The vulnerable implementation defines the _value regular expression using string formatting to include the previously defined _token pattern. The code uses the raw string r'"[^\\"]*"|%s|"(?:\\.|[^"])*"' % _token. The critical flaw resides in the third alternative of this regex string.

The maintainers patched the vulnerability by modifying the character class in the third alternative. The patch explicitly excludes the backslash character from the second branch of the alternation. The updated raw string is r'"[^\\"]*"|%s|"(?:\\.|[^\\"])*"' % _token.

By changing [^"] to [^\\"], the regex ensures that a backslash can only be consumed by the explicit escape sequence branch \\.. This modification eliminates the overlapping match conditions.

When the patched regex processes a string of unclosed backslashes, the engine follows a single deterministic path. The evaluation fails linearly without exploring overlapping sub-trees. This restores the evaluation time complexity to O(n) and neutralizes the ReDoS vector.

Exploitation requires the attacker to send an HTTP request to an application endpoint that uses the defnull/multipart library to parse headers. The attacker does not need authentication or specific application state prerequisites. The target must simply process the request headers using the vulnerable parse_options_header() function.

The attacker constructs a payload containing a large number of backslash characters within a multipart header parameter. A standard payload targets the Content-Disposition header. The payload omits the terminating double quote to force the regex engine into the backtracking failure state.

A functional proof-of-concept payload takes the form: Content-Disposition: form-data; name="\\\\\\\\\\\\\\\\\\\\\\\\\\\\\\\\. When the application receives this header, the regex engine begins evaluating the string.

The engine consumes the opening quote and proceeds to evaluate the backslashes. Because the terminating quote is absent, the match ultimately fails. The engine backtracks through the possible path combinations, locking the execution thread indefinitely.

The successful exploitation of CVE-2026-28356 results in a complete denial of service for the affected application thread. The Python process hosting the application will exhibit 100% CPU utilization on a single core. The thread evaluating the regular expression will block indefinitely while attempting to complete the backtracking sequence.

In a standard synchronous web server deployment, an attacker can send concurrent malicious requests to exhaust the worker thread pool. Once all worker threads are locked in the regex evaluation state, the server cannot process legitimate traffic. This causes subsequent requests from legitimate users to timeout or drop.

Asynchronous Python environments also suffer severe degradation. The re module executes synchronous C code that does not yield control back to the asynchronous event loop.

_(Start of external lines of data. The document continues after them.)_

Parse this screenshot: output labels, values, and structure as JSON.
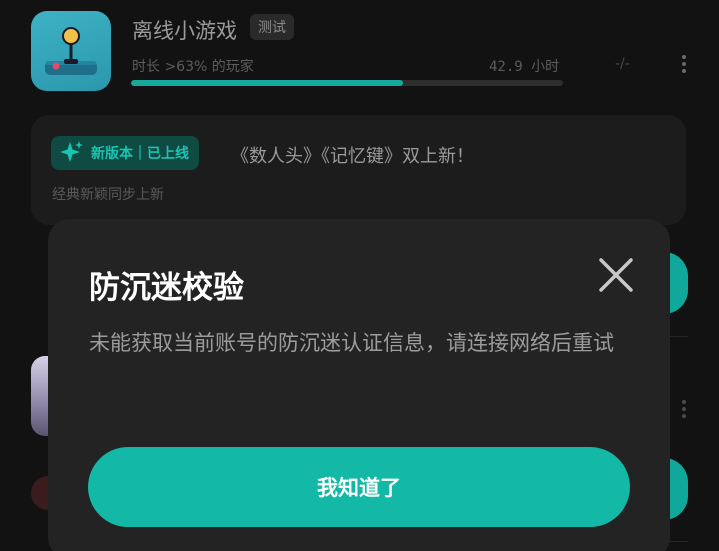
{
  "game": {
    "title": "离线小游戏",
    "badge": "测试",
    "playtime_rank": "时长 >63% 的玩家",
    "playtime_hours": "42.9 小时",
    "rating": "-/-",
    "progress_percent": 63,
    "icon": "joystick-icon"
  },
  "news": {
    "tag_label": "新版本｜已上线",
    "tag_icon": "sparkle-icon",
    "headline": "《数人头》《记忆键》双上新！",
    "subtitle": "经典新颖同步上新"
  },
  "dialog": {
    "title": "防沉迷校验",
    "message": "未能获取当前账号的防沉迷认证信息，请连接网络后重试",
    "confirm_label": "我知道了",
    "close_icon": "close-icon"
  },
  "colors": {
    "accent": "#14b8a6",
    "background": "#121212",
    "dialog_bg": "#232323"
  }
}
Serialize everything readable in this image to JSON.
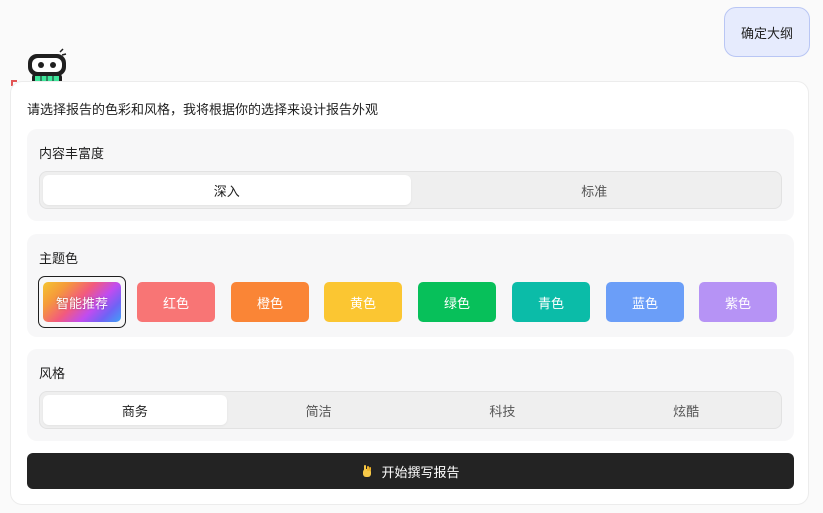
{
  "confirm_bubble": {
    "label": "确定大纲"
  },
  "card": {
    "intro": "请选择报告的色彩和风格，我将根据你的选择来设计报告外观",
    "richness": {
      "title": "内容丰富度",
      "options": [
        "深入",
        "标准"
      ],
      "selected": "深入"
    },
    "theme": {
      "title": "主题色",
      "selected": "智能推荐",
      "swatches": [
        {
          "label": "智能推荐",
          "color": "gradient"
        },
        {
          "label": "红色",
          "color": "#f87575"
        },
        {
          "label": "橙色",
          "color": "#fa8536"
        },
        {
          "label": "黄色",
          "color": "#fbc632"
        },
        {
          "label": "绿色",
          "color": "#07c05a"
        },
        {
          "label": "青色",
          "color": "#0bbca8"
        },
        {
          "label": "蓝色",
          "color": "#6b9ef8"
        },
        {
          "label": "紫色",
          "color": "#b693f5"
        }
      ]
    },
    "style": {
      "title": "风格",
      "options": [
        "商务",
        "简洁",
        "科技",
        "炫酷"
      ],
      "selected": "商务"
    },
    "start_button": {
      "label": "开始撰写报告",
      "icon": "hand-icon"
    }
  }
}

A single malicious request will block the entire event loop, preventing all other asynchronous tasks from executing until the regex engine completes or the process is externally terminated.

Organizations must update the defnull/multipart dependency to a patched version. The maintainers resolved the vulnerability in versions 1.2.2 and 1.3.1. Development branches tracking 1.4.0-dev also contain the necessary fixes.

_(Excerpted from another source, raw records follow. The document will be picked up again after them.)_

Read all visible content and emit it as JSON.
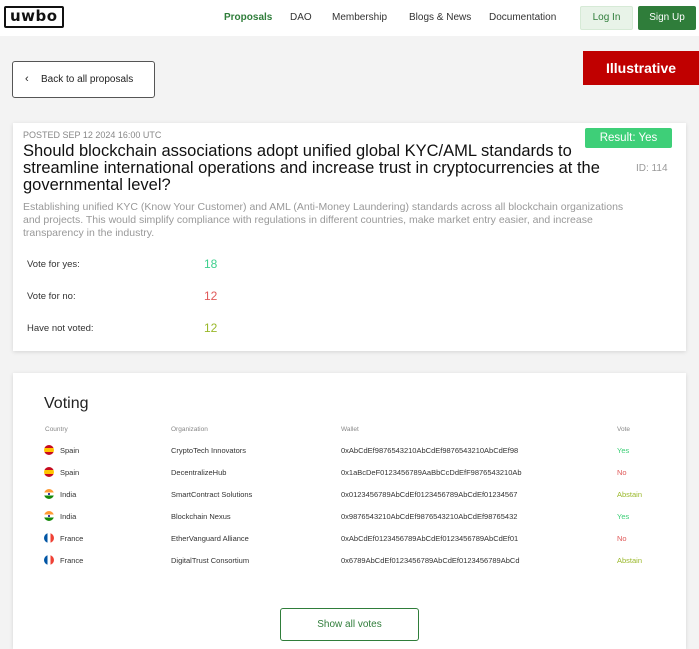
{
  "header": {
    "logo": "uwbo",
    "nav": [
      "Proposals",
      "DAO",
      "Membership",
      "Blogs & News",
      "Documentation"
    ],
    "login_label": "Log In",
    "signup_label": "Sign Up"
  },
  "back_label": "Back to all proposals",
  "overlay_label": "Illustrative",
  "proposal": {
    "posted": "POSTED SEP 12 2024 16:00 UTC",
    "result": "Result: Yes",
    "title": "Should blockchain associations adopt unified global KYC/AML standards to streamline international operations and increase trust in cryptocurrencies at the governmental level?",
    "id": "ID: 114",
    "description": "Establishing unified KYC (Know Your Customer) and AML (Anti-Money Laundering) standards across all blockchain organizations and projects. This would simplify compliance with regulations in different countries, make market entry easier, and increase transparency in the industry.",
    "stats": [
      {
        "label": "Vote for yes:",
        "value": "18",
        "color": "#3ecf8e"
      },
      {
        "label": "Vote for no:",
        "value": "12",
        "color": "#e05a5a"
      },
      {
        "label": "Have not voted:",
        "value": "12",
        "color": "#9ab82a"
      }
    ]
  },
  "voting": {
    "title": "Voting",
    "columns": [
      "Country",
      "Organization",
      "Wallet",
      "Vote"
    ],
    "rows": [
      {
        "flag": "spain",
        "country": "Spain",
        "organization": "CryptoTech Innovators",
        "wallet": "0xAbCdEf9876543210AbCdEf9876543210AbCdEf98",
        "vote": "Yes",
        "vote_color": "#3ecf78"
      },
      {
        "flag": "spain",
        "country": "Spain",
        "organization": "DecentralizeHub",
        "wallet": "0x1aBcDeF0123456789AaBbCcDdEfF9876543210Ab",
        "vote": "No",
        "vote_color": "#e05a5a"
      },
      {
        "flag": "india",
        "country": "India",
        "organization": "SmartContract Solutions",
        "wallet": "0x0123456789AbCdEf0123456789AbCdEf01234567",
        "vote": "Abstain",
        "vote_color": "#9ab82a"
      },
      {
        "flag": "india",
        "country": "India",
        "organization": "Blockchain Nexus",
        "wallet": "0x9876543210AbCdEf9876543210AbCdEf98765432",
        "vote": "Yes",
        "vote_color": "#3ecf78"
      },
      {
        "flag": "france",
        "country": "France",
        "organization": "EtherVanguard Alliance",
        "wallet": "0xAbCdEf0123456789AbCdEf0123456789AbCdEf01",
        "vote": "No",
        "vote_color": "#e05a5a"
      },
      {
        "flag": "france",
        "country": "France",
        "organization": "DigitalTrust Consortium",
        "wallet": "0x6789AbCdEf0123456789AbCdEf0123456789AbCd",
        "vote": "Abstain",
        "vote_color": "#9ab82a"
      }
    ],
    "show_all_label": "Show all votes"
  }
}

Administrators should verify their dependency trees to ensure the correct package is targeted. The Python ecosystem contains several libraries with "multipart" in their name. The specific vulnerable package is multipart authored by defnull, which is frequently installed as a transitive dependency via micro-frameworks such as Bottle.

If immediate patching is not technically feasible, security teams can deploy Web Application Firewall (WAF) rules to mitigate the attack. WAF rules should inspect the Content-Disposition and Content-Type headers for abnormally long sequences of backslash characters.

Additionally, WAF rules can enforce maximum length constraints on individual HTTP headers. Rejecting requests with unusually large header values prevents the delivery of the required payload length necessary to induce meaningful CPU exhaustion.